C’est d’ailleurs, en 1997, comme membres du cabinet de Martine Aubry, alors ministre de l’Emploi et de la Solidarité, qu’ils se sont connus. Dès 1999, ils vivent ensemble. Martine est le témoin de Jean-Marc et Caroline Heloin, directrice du cabinet du maire du IXe arrondissement Jacques Bravo, le témoin d’Anne. Le couple a eu un enfant (avant mariage).

Jean-Marc GERMAIN : Né en juin 1966, ce polytechnicien (1986), genre « polar », est également titulaire d’un DEA d’analyse et de politique économique (École des hautes études en sciences sociales).

Administrateur de l’INSEE, il a été consultant à la division Personal and Human Ressources de la Banque mondiale à Washington (1991). Ce tropisme pro-atlantiste étonne toujours.

On le retrouve ensuite à la division conjoncture et analyse économique internationale à la direction de la prévision (1992-1993), puis rédacteur en chef de la note de conjoncture internationale à cette même prévision (1993-1994). Rien que du très excitant comme on le voit.

Conseiller technique à l’emploi de Martine Aubry de 1997 à 2000, il sera ensuite directeur adjoint de son cabinet (2000), puis conseiller technique chargé du travail, de l’emploi et de la formation professionnelle auprès de Lionel Jospin, à Matignon (2001-2002). Il peut donc être justement considéré comme l’un des principaux pères des « 35 heures ». C’est dire son intelligence des rouages de l’économie. Martine Aubry dit d’ailleurs qu’il est « coresponsable des 35 heures ».

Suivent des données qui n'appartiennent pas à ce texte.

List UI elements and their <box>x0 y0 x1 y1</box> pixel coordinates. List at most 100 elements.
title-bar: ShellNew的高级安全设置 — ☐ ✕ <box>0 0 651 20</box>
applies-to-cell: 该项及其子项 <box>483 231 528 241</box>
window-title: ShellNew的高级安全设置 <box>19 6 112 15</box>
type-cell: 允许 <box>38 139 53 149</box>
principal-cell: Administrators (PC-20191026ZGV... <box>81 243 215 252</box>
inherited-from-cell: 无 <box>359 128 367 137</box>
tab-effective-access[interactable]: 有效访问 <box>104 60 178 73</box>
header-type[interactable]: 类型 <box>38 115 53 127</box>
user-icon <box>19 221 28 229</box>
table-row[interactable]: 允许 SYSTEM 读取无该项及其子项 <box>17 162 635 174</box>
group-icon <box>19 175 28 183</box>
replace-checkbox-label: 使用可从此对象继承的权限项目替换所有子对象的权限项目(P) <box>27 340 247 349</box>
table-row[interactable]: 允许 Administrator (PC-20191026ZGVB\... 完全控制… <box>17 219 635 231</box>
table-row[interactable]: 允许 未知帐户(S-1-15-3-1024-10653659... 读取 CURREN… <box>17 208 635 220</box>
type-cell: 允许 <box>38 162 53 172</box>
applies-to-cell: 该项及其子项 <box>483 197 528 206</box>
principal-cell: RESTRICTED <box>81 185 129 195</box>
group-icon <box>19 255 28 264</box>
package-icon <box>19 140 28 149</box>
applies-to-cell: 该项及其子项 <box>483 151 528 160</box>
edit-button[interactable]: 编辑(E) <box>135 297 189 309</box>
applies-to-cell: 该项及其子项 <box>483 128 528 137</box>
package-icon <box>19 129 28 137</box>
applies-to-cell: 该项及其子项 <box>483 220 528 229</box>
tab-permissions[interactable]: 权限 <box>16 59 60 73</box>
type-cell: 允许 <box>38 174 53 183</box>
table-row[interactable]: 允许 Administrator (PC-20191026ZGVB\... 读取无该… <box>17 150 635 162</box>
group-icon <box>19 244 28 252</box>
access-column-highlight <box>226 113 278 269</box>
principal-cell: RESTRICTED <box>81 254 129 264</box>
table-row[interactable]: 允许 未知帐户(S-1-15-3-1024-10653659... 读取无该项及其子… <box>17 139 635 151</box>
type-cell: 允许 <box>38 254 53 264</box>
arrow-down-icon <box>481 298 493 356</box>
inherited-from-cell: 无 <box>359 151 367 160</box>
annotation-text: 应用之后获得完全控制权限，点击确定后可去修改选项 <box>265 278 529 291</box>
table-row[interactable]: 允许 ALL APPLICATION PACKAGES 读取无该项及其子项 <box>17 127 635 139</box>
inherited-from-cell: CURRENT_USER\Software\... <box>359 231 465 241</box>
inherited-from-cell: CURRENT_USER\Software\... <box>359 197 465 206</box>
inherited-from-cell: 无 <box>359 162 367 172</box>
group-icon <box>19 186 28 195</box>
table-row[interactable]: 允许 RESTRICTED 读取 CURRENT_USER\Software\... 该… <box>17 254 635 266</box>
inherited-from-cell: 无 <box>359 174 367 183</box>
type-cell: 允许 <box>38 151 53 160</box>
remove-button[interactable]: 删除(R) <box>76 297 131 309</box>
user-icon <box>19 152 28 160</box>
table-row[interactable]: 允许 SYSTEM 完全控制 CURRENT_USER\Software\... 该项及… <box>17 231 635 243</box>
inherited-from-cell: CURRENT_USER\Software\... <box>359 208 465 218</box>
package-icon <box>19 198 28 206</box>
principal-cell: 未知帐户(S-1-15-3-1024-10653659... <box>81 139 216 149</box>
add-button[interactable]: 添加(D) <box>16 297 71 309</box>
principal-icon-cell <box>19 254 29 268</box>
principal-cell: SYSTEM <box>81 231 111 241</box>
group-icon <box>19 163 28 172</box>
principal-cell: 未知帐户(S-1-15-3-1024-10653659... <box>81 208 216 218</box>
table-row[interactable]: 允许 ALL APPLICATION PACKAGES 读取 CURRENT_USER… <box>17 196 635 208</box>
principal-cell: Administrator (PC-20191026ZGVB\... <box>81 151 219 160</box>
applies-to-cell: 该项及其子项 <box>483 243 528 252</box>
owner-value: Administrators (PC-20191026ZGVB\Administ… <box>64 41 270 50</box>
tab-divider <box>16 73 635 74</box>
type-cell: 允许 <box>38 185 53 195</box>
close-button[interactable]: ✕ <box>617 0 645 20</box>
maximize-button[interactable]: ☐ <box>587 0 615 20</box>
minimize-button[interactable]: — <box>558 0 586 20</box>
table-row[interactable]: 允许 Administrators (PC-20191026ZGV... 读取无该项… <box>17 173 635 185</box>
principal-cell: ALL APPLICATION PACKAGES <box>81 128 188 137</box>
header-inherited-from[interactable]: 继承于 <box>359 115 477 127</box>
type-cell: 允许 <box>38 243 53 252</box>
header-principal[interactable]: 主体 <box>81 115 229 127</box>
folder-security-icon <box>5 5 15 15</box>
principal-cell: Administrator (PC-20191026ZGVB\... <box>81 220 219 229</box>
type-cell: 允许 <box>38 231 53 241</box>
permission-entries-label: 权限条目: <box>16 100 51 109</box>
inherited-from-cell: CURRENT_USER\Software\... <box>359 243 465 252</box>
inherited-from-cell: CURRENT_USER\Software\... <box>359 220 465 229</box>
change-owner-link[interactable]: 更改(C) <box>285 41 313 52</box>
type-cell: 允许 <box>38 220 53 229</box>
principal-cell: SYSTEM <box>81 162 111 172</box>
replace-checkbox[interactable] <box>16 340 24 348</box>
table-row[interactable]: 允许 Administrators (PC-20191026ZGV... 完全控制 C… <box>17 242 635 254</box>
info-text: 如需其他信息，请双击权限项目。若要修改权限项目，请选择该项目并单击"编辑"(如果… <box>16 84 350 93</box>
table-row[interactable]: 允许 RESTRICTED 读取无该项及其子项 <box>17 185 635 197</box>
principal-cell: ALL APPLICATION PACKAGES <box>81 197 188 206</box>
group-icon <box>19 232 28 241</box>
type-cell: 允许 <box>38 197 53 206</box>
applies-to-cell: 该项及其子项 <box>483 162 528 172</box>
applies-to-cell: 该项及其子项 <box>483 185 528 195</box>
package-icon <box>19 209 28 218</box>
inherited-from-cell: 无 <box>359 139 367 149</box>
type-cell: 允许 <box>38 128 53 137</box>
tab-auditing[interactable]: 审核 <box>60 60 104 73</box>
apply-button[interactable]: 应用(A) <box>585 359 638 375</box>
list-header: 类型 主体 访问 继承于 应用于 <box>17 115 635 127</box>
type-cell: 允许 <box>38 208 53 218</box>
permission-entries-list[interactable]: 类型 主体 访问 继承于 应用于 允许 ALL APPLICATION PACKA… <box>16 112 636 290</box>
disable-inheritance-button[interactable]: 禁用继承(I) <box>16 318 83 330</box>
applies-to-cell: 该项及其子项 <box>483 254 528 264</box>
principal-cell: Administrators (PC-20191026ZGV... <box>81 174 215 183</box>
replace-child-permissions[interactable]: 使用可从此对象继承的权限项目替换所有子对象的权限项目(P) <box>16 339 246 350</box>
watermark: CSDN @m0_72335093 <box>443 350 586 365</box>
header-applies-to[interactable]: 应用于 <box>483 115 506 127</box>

Reclassé à la comptabilité publique (toujours de l’excitant), il rebascule en politique, comme directeur général adjoint des services de la communauté urbaine de Lille- Métropole et responsable du développement de cette métropole de 2003 à 2005 (avec Pierre Mauroy). Il devient ensuite directeur général des services de la ville de Lille, puis directeur de cabinet de Martine Aubry, aussi bien à Lille qu’à Paris, rue de Solférino.

Les lundi-jeudivendredi, c’est Lille (payé à 60 % par la communauté urbaine), le mardi-mercredi, c’est Paris (40 % payé par le PS). Pour le week-end, on s’adressera à Anne Hidalgo.